Na captain Gaeil Aeracha said Valentino was a trans woman but the referee said ‘it’s the women’s Gaelic football association’.

He informed Na Gaeil Aeracha that even if they replaced No.21, Na Fianna would have the right to appeal the result on the player’s eligibility.

Valentino was then withdrawn as a blood substitute, but returned and played until half-time when she was fully substituted.

Na Gaeil Aeracha won the match 7-11 to 1-5. Valentino’s presence in the squad was highlighted by a number of Twitter accounts which posted a photo of her playing the semi-final match against Ballyboden St Enda’s.

Many posts falsely claimed that Valentino scored 2-09 in the final when she didn’t score. Twitter has suspended a number of accounts that posted Valentino’s photo.

Na Gaeil Aeracha has locked all of his social media accounts privately since Valentino’s play in the match came to light. He did not respond to questions this weekend.

Its club policy stated that anyone playing for the club “may play in training or in a match for the team with which they most identify, without restriction”.

Valentino has been a strong supporter of allowing transgender people to exercise in the gender of their choice.

Originally from Italy, she moved to Ireland in 2019 and played rugby with a club in Dublin.

Her Na Gaeil Aeracha profile stated that she joined the GAA club after sustaining an injury playing rugby but wanted to play a women’s game “because of sisterhood, validation and political visibility; as a trans woman, these things are very important to me”.

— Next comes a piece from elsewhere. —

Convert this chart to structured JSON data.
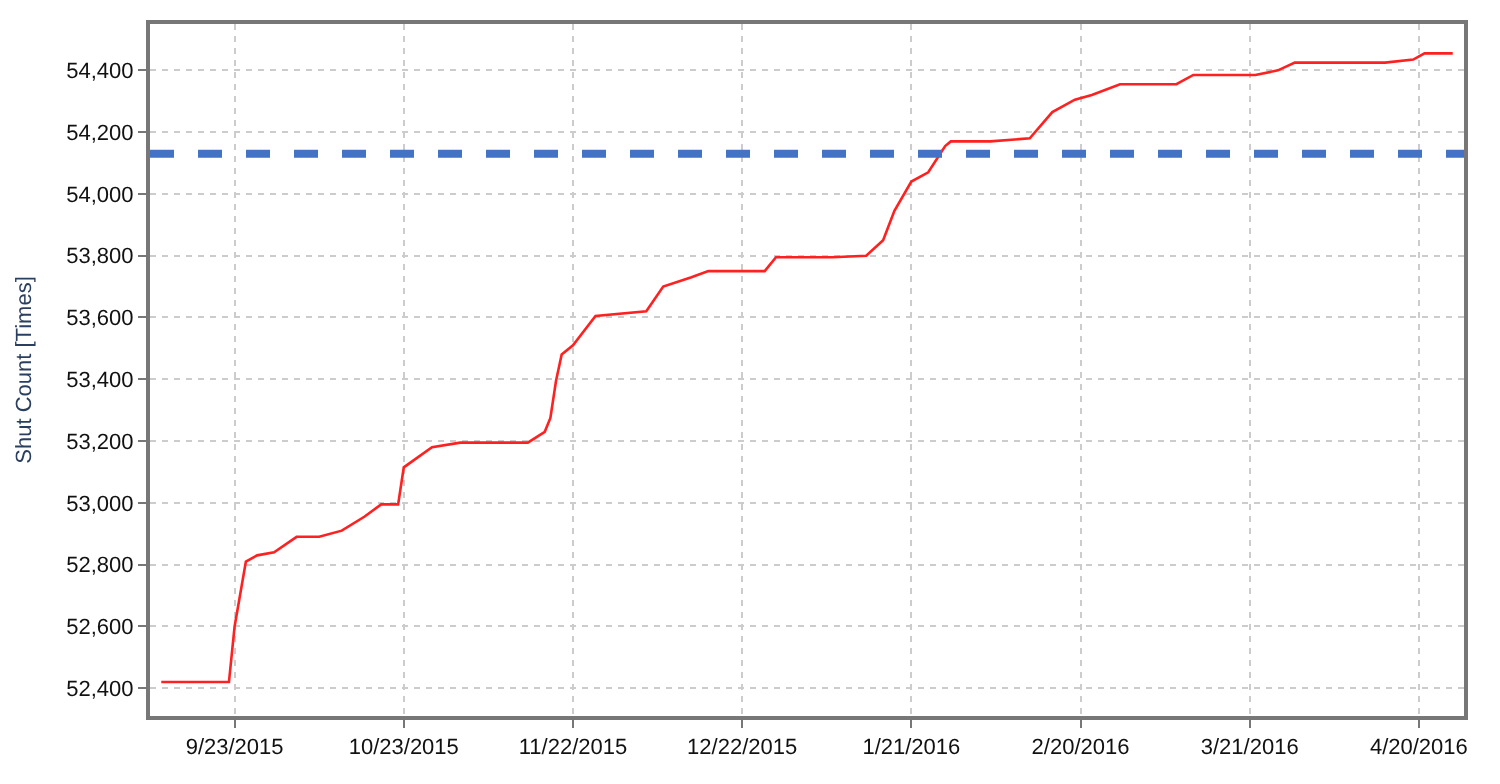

She criticized World Rugby’s decision to ban trans women from playing elite women’s rugby. She said last year in a discussion on Gay Community News that while playing for a rugby team in Dublin she was asked to use a separate dressing room.

“I’m quite annoyed by this harsh approach,” she said.

Asked about its rules regarding transgender players, the LGFA said it was “currently working in consultation with our counterparts at the GAA and other sporting organizations, with respect to developing policy in this area”.

Na Fianna did not respond to questions.

The Irish Rugby Football Union allows transgender players at club level if a number of criteria are met, including providing medical records showing that a transgender woman’s testosterone levels were below a threshold over the past 12 previous months.

He said “every situation [is] assessed on a case-by-case basis to ensure player safety is a priority.”